Sen. Raphael Warnock.

Sen. Raphael Warnock won a full six-year term Tuesday, defeating Herschel Walker in a close but decisive runoff.

As of 11 p.m., Warnock led Walker by 50,000 votes, 50.7%-49.3%, with most of the votes left to be counted in blue metro Atlanta counties like DeKalb that will only pad Warnock’s lead. Multiple news outlets from across the political spectrum have already called the race for Warnock, who declared victory at 10:42 p.m.

The Walker campaign has yet to release a statement, but his very online son, Christian, did weigh in:

Despite a compressed early voting schedule and limited time to request and return absentee ballots this year, after Republican state legislators cut the time between the general election and the runoff from nine weeks to four, Warnock appeared to benefit from strong enthusiasm and early voting among Democrats.

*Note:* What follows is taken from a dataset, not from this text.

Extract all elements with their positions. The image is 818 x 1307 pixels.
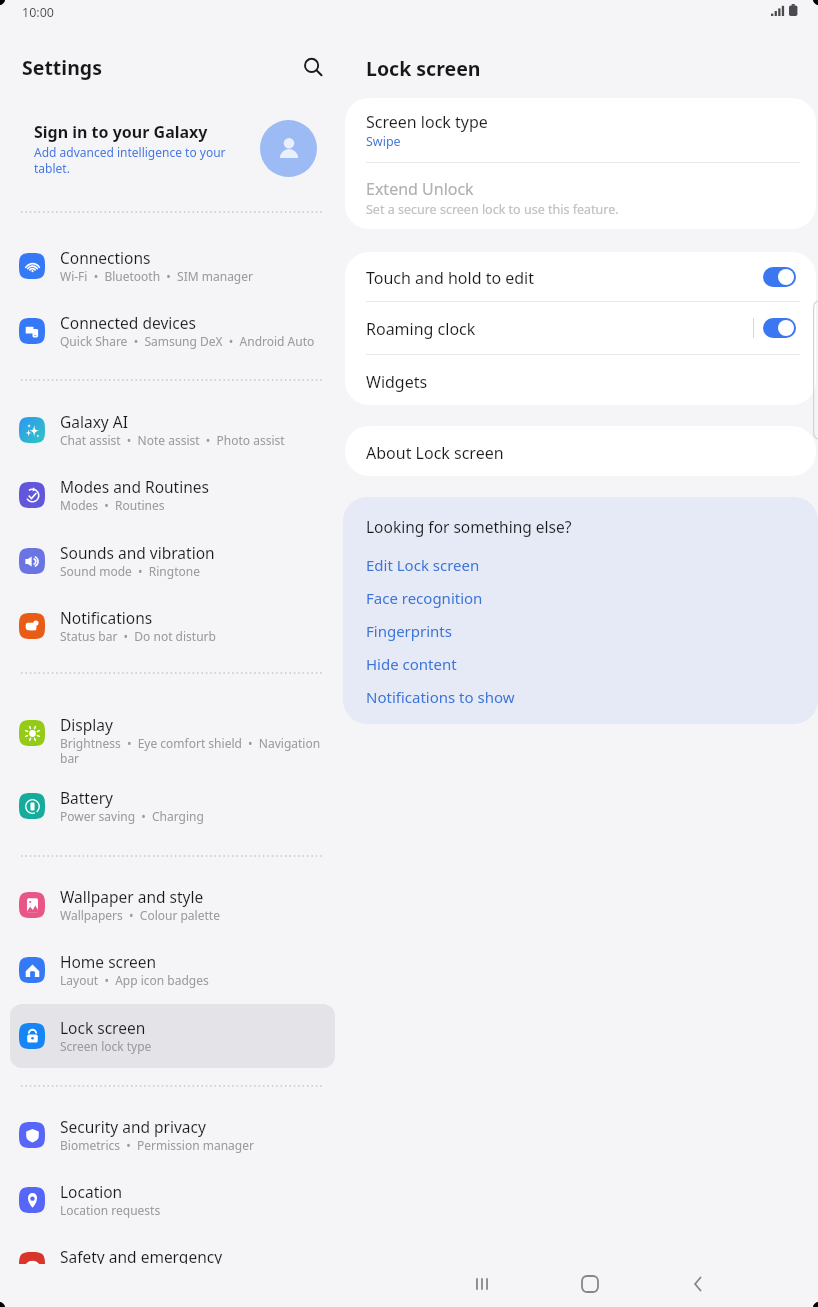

Republicans sued to block early voting on Saturday, Nov. 26, but lost. The counties that held early voting that weekend, including Clarke, mostly leaned Democratic. That was likely a contributing factor to turnout actually ticking up by a few hundred voters in Clarke County for the runoff, compared to the Nov. 8 general election.

“Saturday voting may have been what pushed [Warnock] over the line,” said Athens-Clarke County Board of Elections Chairman Rocky Raffle, the board’s Democratic appointee.

In the home of the University of Georgia—where Walker’s football exploits are better known than anywhere—the Heisman Trophy winner who led the Bulldogs to a national championship in 1980 received just 26% of the vote. Perhaps that was to be expected, though, considering a restaurant Walker opened downtown bearing his name could only manage to stay open for two years amidst reports of fraud and theft.

Even in this liberal college town, Warnock’s 74% is the best a Democrat has done in decades, if not ever, especially noteworthy considering the Savannah native and Morehouse College graduate had no particular ties to Athens.

That may be attributable to Warnock’s campaign working hard to turn out young voters and the Black community by campaigning on campus and in East Athens. Walker’s only event in Athens since before the primary was a brief speech and photo op for fans before the Georgia-Tennessee game. He leaned heavily on nostalgia for his football career, rolling out an ad campaign featuring the late Coach Vince Dooley.

“We’re on a different kind of field now,” Warnock told supporters at a rally on campus Sunday, declaring himself “the SEC champion” of standing up for those on the margins of society.

Indeed, even several local Democrats gathered to watch the returns at Little Kings commented that a Republican candidate less beset by scandal could have beaten Warnock back in November, when the GOP swept every other statewide race. But Warnock doesn’t have to worry about that until 2028.